Closest Fair Integer

Problem

You are given a positive integer n.

We call an integer k fair if the number of even digits in k is equal to the number of odd digits in it.

Return _thesmallest fair integer that is greater than or equal to _n.

Examples

Example 1:

Input: n = 2
Output: 10
Explanation: The smallest fair integer that is greater than or equal to 2 is 10.
10 is fair because it has an equal number of even and odd digits (one odd digit and one even digit).

Example 2:

Input: n = 403
Output: 1001
Explanation: The smallest fair integer that is greater than or equal to 403 is 1001.
1001 is fair because it has an equal number of odd and even digits (two odd digits and two even digits).

Constraints:

• 1 <= n <= 10^9

Solution

Method 1 – Brute Force Enumeration

Intuition

A fair integer has an equal number of even and odd digits.
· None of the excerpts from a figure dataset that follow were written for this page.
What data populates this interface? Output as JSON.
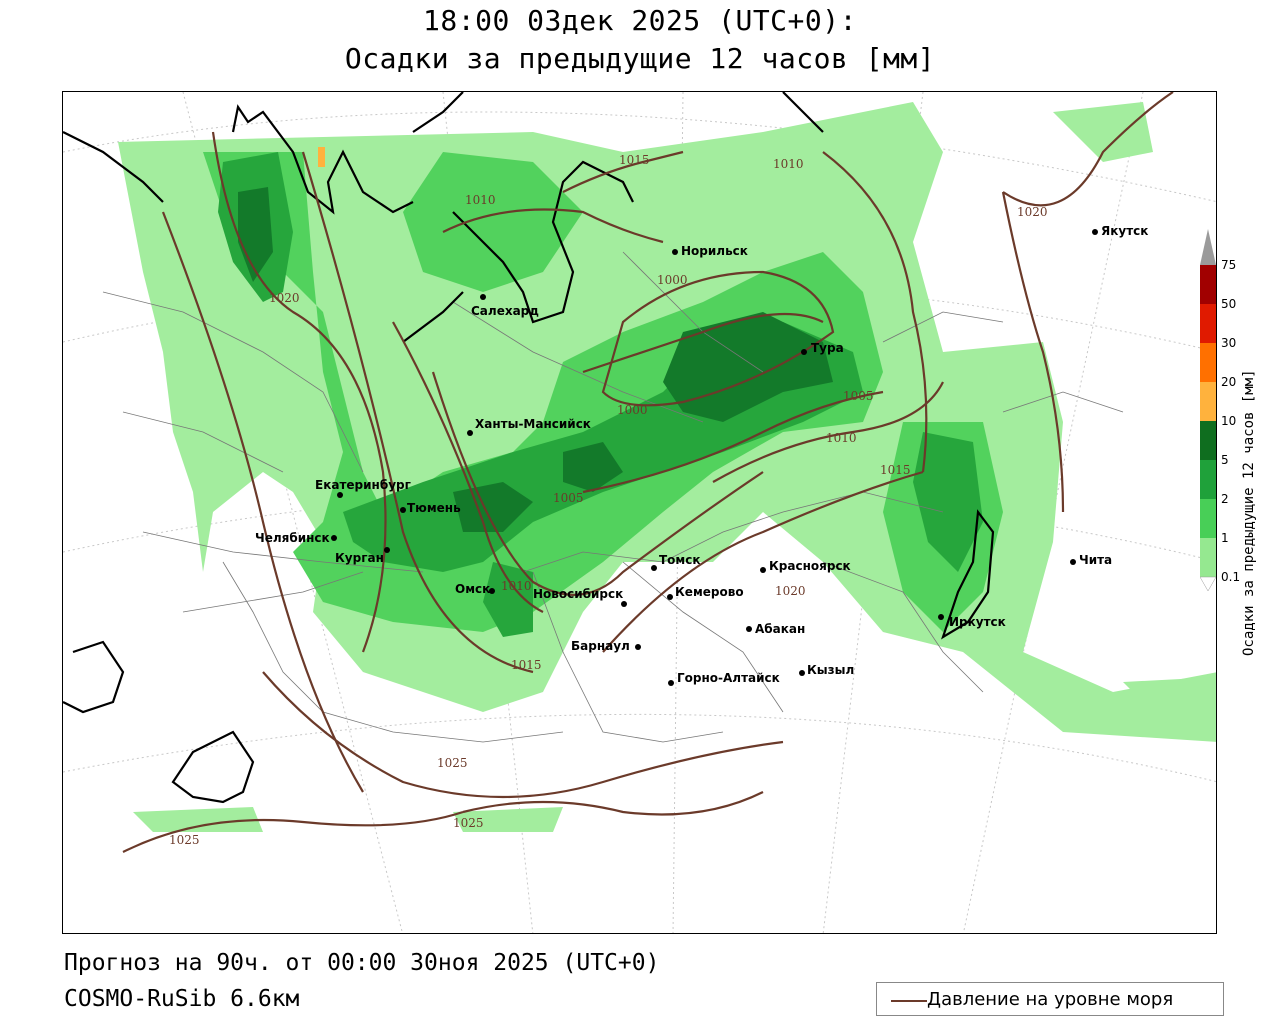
{
  "title_line1": "18:00 03дек 2025 (UTC+0):",
  "title_line2": "Осадки за предыдущие 12 часов [мм]",
  "forecast_line": "Прогноз на 90ч. от 00:00 30ноя 2025 (UTC+0)",
  "model_line": "COSMO-RuSib 6.6км",
  "legend_label": "Давление на уровне моря",
  "colorbar": {
    "title": "Осадки за предыдущие 12 часов [мм]",
    "ticks": [
      "75",
      "50",
      "30",
      "20",
      "10",
      "5",
      "2",
      "1",
      "0.1"
    ],
    "colors": [
      "#9b9b9b",
      "#a10000",
      "#e01a00",
      "#ff7000",
      "#ffb23d",
      "#0f6e1f",
      "#1fa13a",
      "#48cf57",
      "#95e890"
    ]
  },
  "colors": {
    "isobar": "#6b3a2a",
    "precip_light": "#a3ed9e",
    "precip_medium": "#52d25d",
    "precip_heavy": "#26a63c",
    "precip_very_heavy": "#137a2a"
  },
  "cities": [
    {
      "name": "Норильск"
    },
    {
      "name": "Якутск"
    },
    {
      "name": "Салехард"
    },
    {
      "name": "Тура"
    },
    {
      "name": "Ханты-Мансийск"
    },
    {
      "name": "Екатеринбург"
    },
    {
      "name": "Тюмень"
    },
    {
      "name": "Челябинск"
    },
    {
      "name": "Курган"
    },
    {
      "name": "Омск"
    },
    {
      "name": "Новосибирск"
    },
    {
      "name": "Томск"
    },
    {
      "name": "Кемерово"
    },
    {
      "name": "Красноярск"
    },
    {
      "name": "Барнаул"
    },
    {
      "name": "Абакан"
    },
    {
      "name": "Кызыл"
    },
    {
      "name": "Горно-Алтайск"
    },
    {
      "name": "Иркутск"
    },
    {
      "name": "Чита"
    }
  ],
  "isobar_labels": [
    "1015",
    "1010",
    "1020",
    "1010",
    "1020",
    "1000",
    "1000",
    "1005",
    "1010",
    "1015",
    "1005",
    "1010",
    "1020",
    "1015",
    "1025",
    "1025",
    "1025"
  ]
}
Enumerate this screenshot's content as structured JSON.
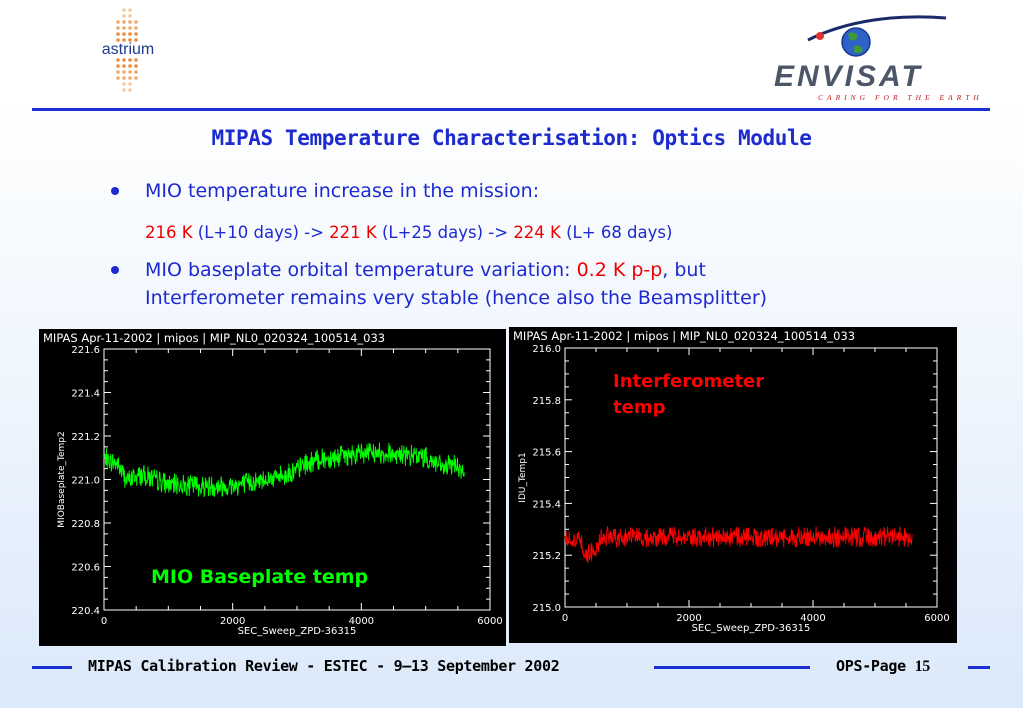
{
  "header": {
    "astrium_logo_text": "astrium",
    "envisat_logo_text": "ENVISAT",
    "envisat_tagline": "CARING FOR THE EARTH"
  },
  "title": "MIPAS Temperature Characterisation: Optics Module",
  "bullets": {
    "b1": "MIO temperature increase in the mission:",
    "b1_sub": {
      "v1": "216 K",
      "t1": " (L+10 days) -> ",
      "v2": "221 K",
      "t2": " (L+25 days) -> ",
      "v3": "224 K",
      "t3": " (L+ 68 days)"
    },
    "b2_a": "MIO baseplate orbital temperature variation: ",
    "b2_val": "0.2 K p-p",
    "b2_b": ", but",
    "b2_line2": "Interferometer remains very stable (hence also the Beamsplitter)"
  },
  "colors": {
    "accent": "#1c2ad0",
    "highlight": "#ee0000",
    "mio_trace": "#00ff00",
    "idu_trace": "#ff0000"
  },
  "chart_data": [
    {
      "type": "line",
      "header": "MIPAS    Apr-11-2002 | mipos | MIP_NL0_020324_100514_033",
      "xlabel": "SEC_Sweep_ZPD-36315",
      "ylabel": "MIOBaseplate_Temp2",
      "annotation": "MIO Baseplate temp",
      "xlim": [
        0,
        6000
      ],
      "ylim": [
        220.4,
        221.6
      ],
      "xticks": [
        "0",
        "2000",
        "4000",
        "6000"
      ],
      "yticks": [
        "220.4",
        "220.6",
        "220.8",
        "221.0",
        "221.2",
        "221.4",
        "221.6"
      ],
      "series": [
        {
          "x": [
            0,
            200,
            350,
            600,
            1000,
            1500,
            2000,
            2500,
            2900,
            3200,
            3500,
            4000,
            4500,
            5000,
            5300,
            5450,
            5600
          ],
          "y": [
            221.1,
            221.07,
            221.0,
            221.02,
            220.98,
            220.97,
            220.97,
            221.0,
            221.03,
            221.08,
            221.1,
            221.12,
            221.12,
            221.1,
            221.05,
            221.08,
            221.02
          ],
          "noise_pp": 0.1
        }
      ]
    },
    {
      "type": "line",
      "header": "MIPAS    Apr-11-2002 | mipos | MIP_NL0_020324_100514_033",
      "xlabel": "SEC_Sweep_ZPD-36315",
      "ylabel": "IDU_Temp1",
      "annotation": "Interferometer\ntemp",
      "xlim": [
        0,
        6000
      ],
      "ylim": [
        215.0,
        216.0
      ],
      "xticks": [
        "0",
        "2000",
        "4000",
        "6000"
      ],
      "yticks": [
        "215.0",
        "215.2",
        "215.4",
        "215.6",
        "215.8",
        "216.0"
      ],
      "series": [
        {
          "x": [
            0,
            250,
            300,
            500,
            600,
            2000,
            4000,
            5600
          ],
          "y": [
            215.26,
            215.26,
            215.2,
            215.22,
            215.27,
            215.27,
            215.27,
            215.27
          ],
          "noise_pp": 0.08
        }
      ]
    }
  ],
  "footer": {
    "text": "MIPAS Calibration Review - ESTEC - 9–13 September  2002",
    "page_label": "OPS-Page ",
    "page_number": "15"
  }
}
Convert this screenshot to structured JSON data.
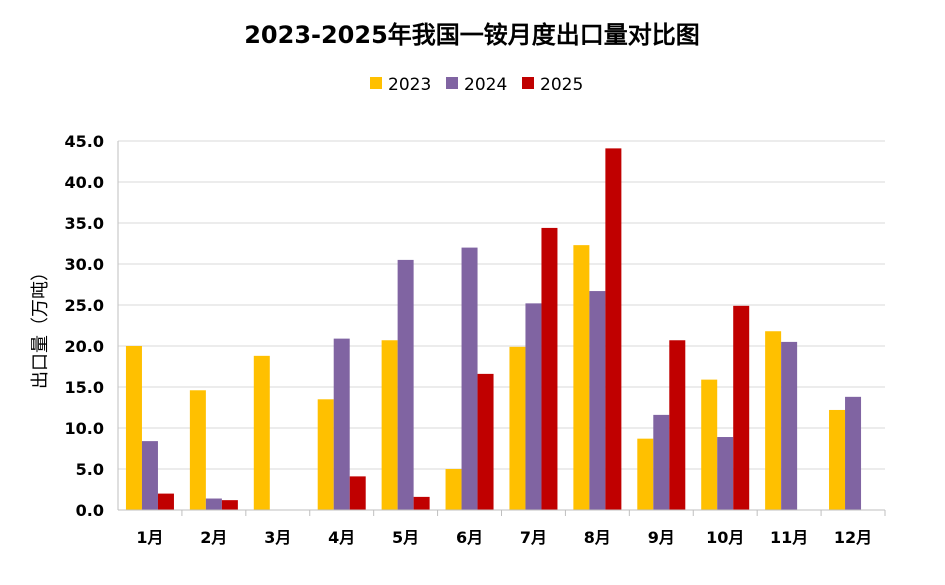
{
  "chart_data": {
    "type": "bar",
    "title": "2023-2025年我国一铵月度出口量对比图",
    "xlabel": "",
    "ylabel": "出口量（万吨）",
    "ylim": [
      0,
      45
    ],
    "yticks": [
      "0.0",
      "5.0",
      "10.0",
      "15.0",
      "20.0",
      "25.0",
      "30.0",
      "35.0",
      "40.0",
      "45.0"
    ],
    "grid": true,
    "legend_position": "top-center",
    "categories": [
      "1月",
      "2月",
      "3月",
      "4月",
      "5月",
      "6月",
      "7月",
      "8月",
      "9月",
      "10月",
      "11月",
      "12月"
    ],
    "series": [
      {
        "name": "2023",
        "color": "#FFC000",
        "values": [
          20.0,
          14.6,
          18.8,
          13.5,
          20.7,
          5.0,
          19.9,
          32.3,
          8.7,
          15.9,
          21.8,
          12.2
        ]
      },
      {
        "name": "2024",
        "color": "#8064A2",
        "values": [
          8.4,
          1.4,
          null,
          20.9,
          30.5,
          32.0,
          25.2,
          26.7,
          11.6,
          8.9,
          20.5,
          13.8
        ]
      },
      {
        "name": "2025",
        "color": "#C00000",
        "values": [
          2.0,
          1.2,
          null,
          4.1,
          1.6,
          16.6,
          34.4,
          44.1,
          20.7,
          24.9,
          null,
          null
        ]
      }
    ]
  }
}
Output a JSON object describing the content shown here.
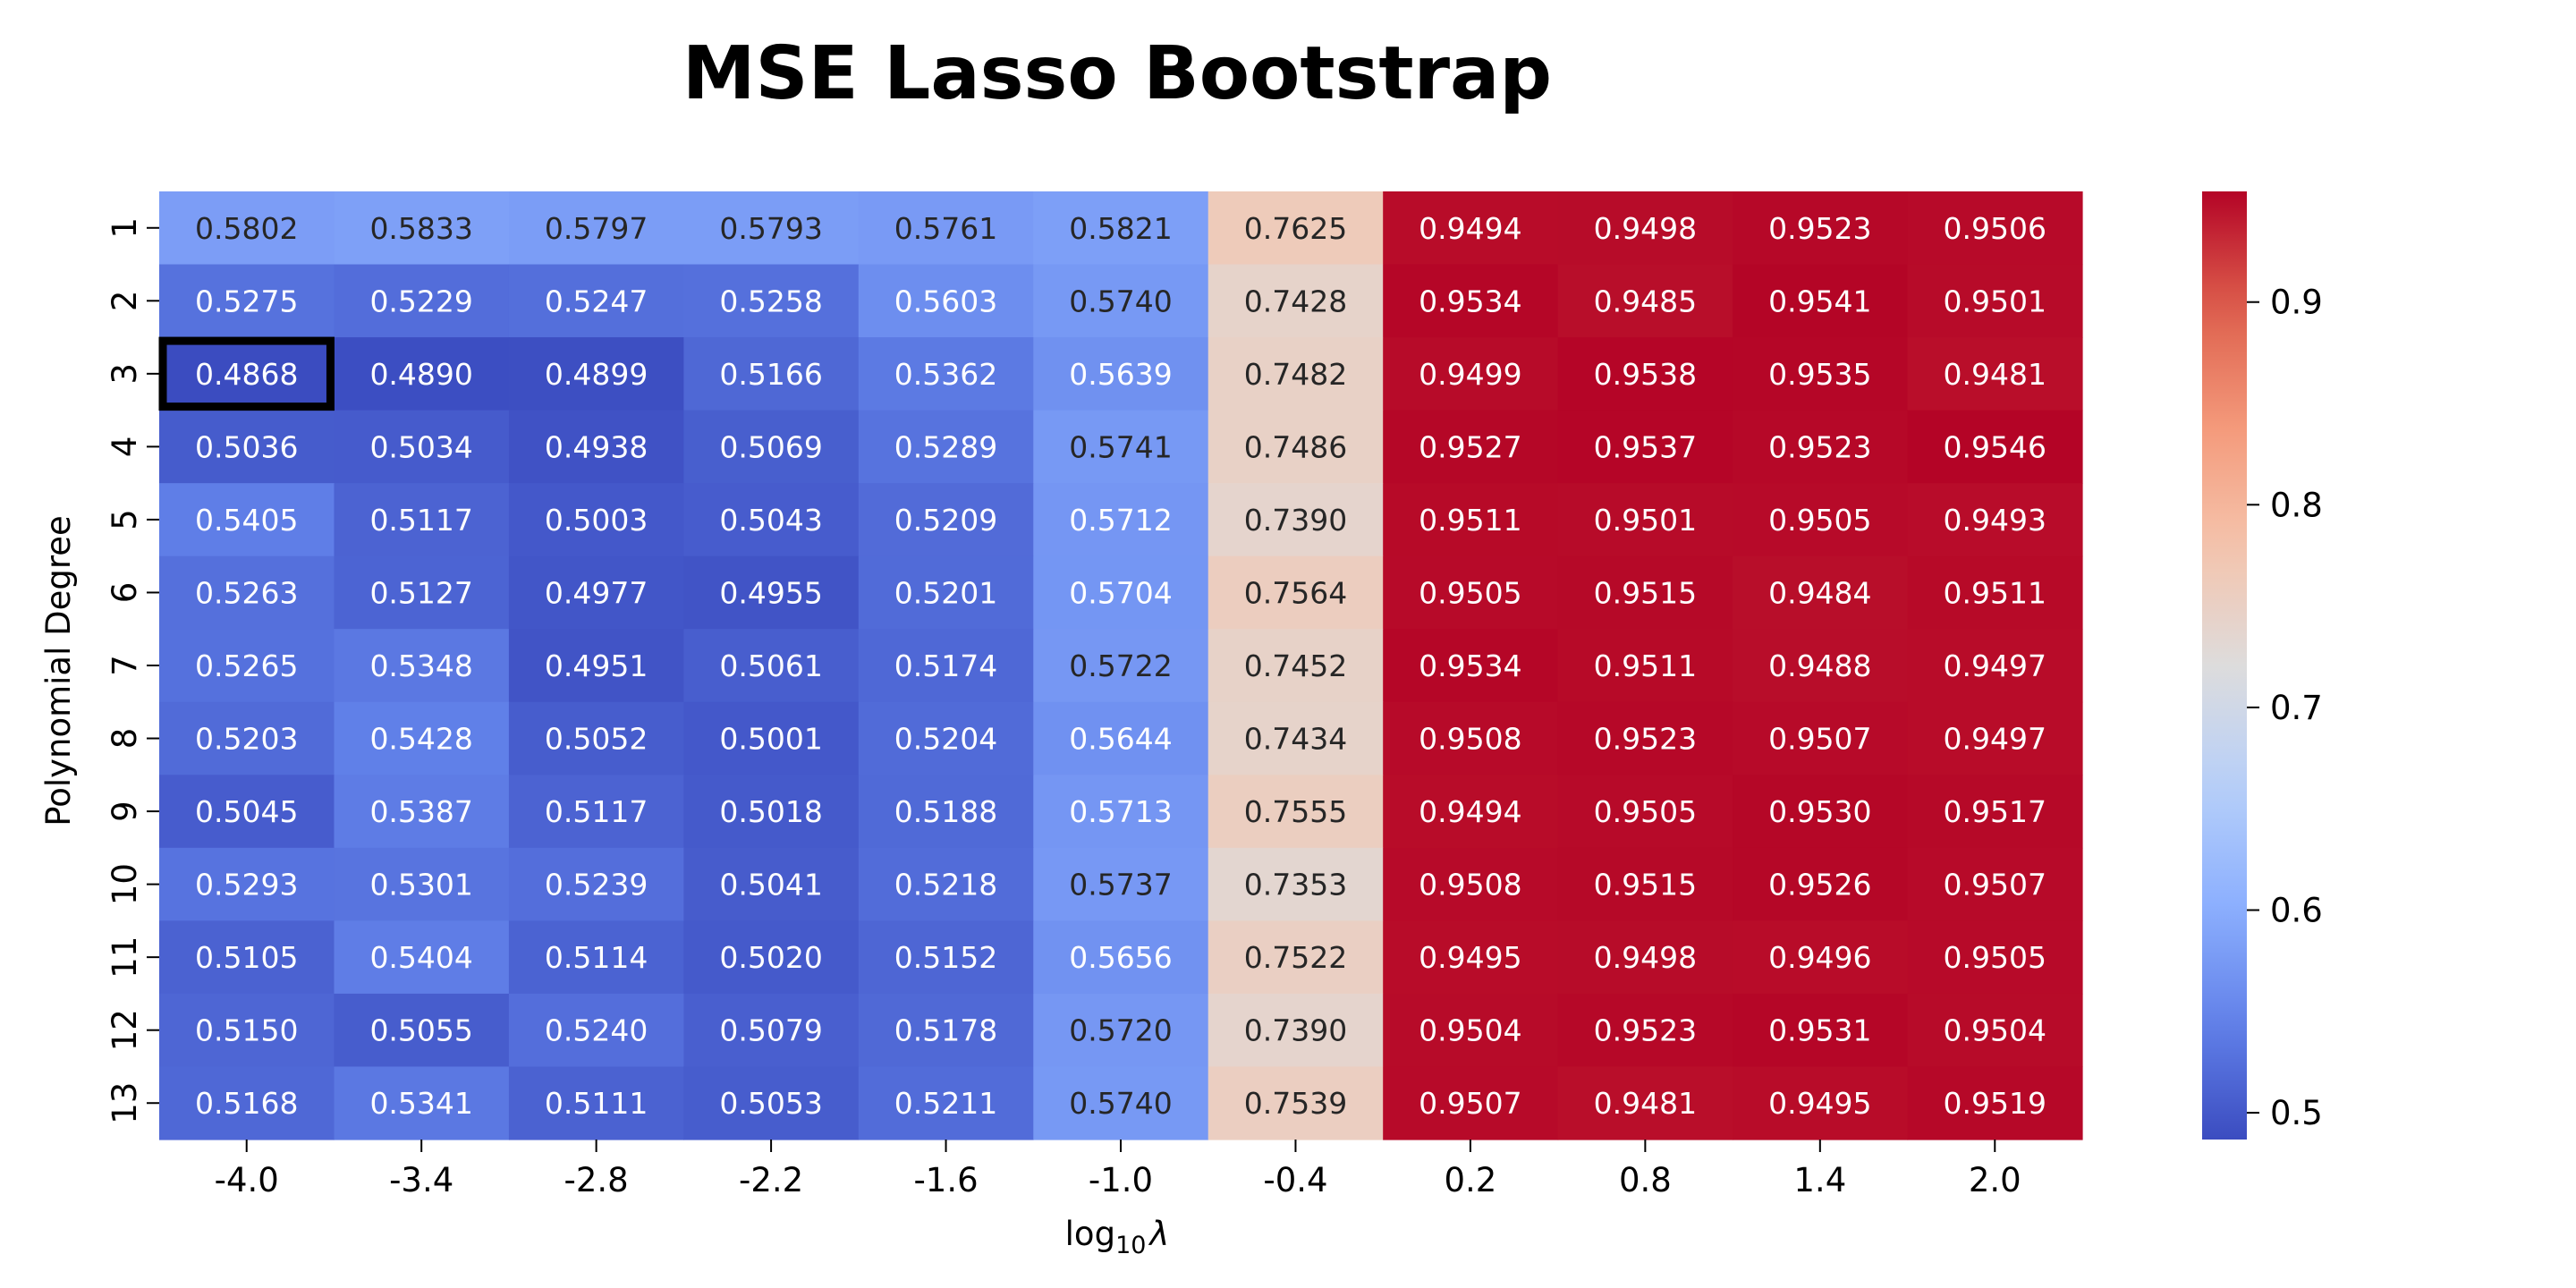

Since the constraint is small, we can check each number starting from n and return the first fair integer we find.

Approach

1. Start from n and increment by 1 each time.
2. For each number, count the number of even and odd digits.
3. If the counts are equal, return the number.

Code

C++

class Solution {
public:
    int closestFair(int n) {
        for (int x = n; ; ++x) {
            int even = 0, odd = 0, t = x;
            while (t) {
                if ((t % 10) % 2 == 0) even++;
                else odd++;
                t /= 10;
            }
            if (even == odd) return x;
        }
    }
};

Go

func closestFair(n int) int {
    for x := n; ; x++ {
        even, odd, t := 0, 0, x
        for t > 0 {
            if (t%10)%2 == 0 {
                even++
            } else {
                odd++
            }
            t /= 10
        }
        if even == odd {
            return x
        }
    }
}

Java

class Solution {
    public int closestFair(int n) {
        for (int x = n; ; x++) {
            int even = 0, odd = 0, t = x;
            while (t > 0) {
                if ((t % 10) % 2 == 0) even++;
                else odd++;
                t /= 10;
            }
            if (even == odd) return x;
        }
    }
}

Kotlin

class Solution {
    fun closestFair(n: Int): Int {
        var x = n
        while (true) {
            var even = 0; var odd = 0; var t = x
            while (t > 0) {
                if ((t % 10) % 2 == 0) even++ else odd++
                t /= 10
            }
            if (even == odd) return x
            x++
        }
    }
}

Python

class Solution:
    def closestFair(self, n: int) -> int:
        x = n
        while True:
            even = odd = 0
            t = x
            while t > 0:
                if (t % 10) % 2 == 0:
                    even += 1
                else:
                    odd += 1
                t //= 10
            if even == odd:
                return x
            x += 1

Rust

impl Solution {
    pub fn closest_fair(n: i32) -> i32 {
        let mut x = n;
        loop {
            let mut even = 0;
            let mut odd = 0;
            let mut t = x;
            while t > 0 {
                if (t % 10) % 2 == 0 {
                    even += 1;
                } else {
                    odd += 1;
                }
                t /= 10;
            }
            if even == odd {
                return x;
            }
            x += 1;
        }
    }
}

TypeScript

class Solution {
    closestFair(n: number): number {
        let x = n;
        while (true) {
            let even = 0, odd = 0, t = x;
            while (t > 0) {
                if ((t % 10) % 2 === 0) even++;
                else odd++;
                t = Math.floor(t / 10);
            }
            if (even === odd) return x;
            x++;
        }
    }
}

Complexity

• ⏰ Time complexity: O(k * m), where k is the answer minus n, and m is the number of digits in each number checked.
• 🧺 Space complexity: O(1)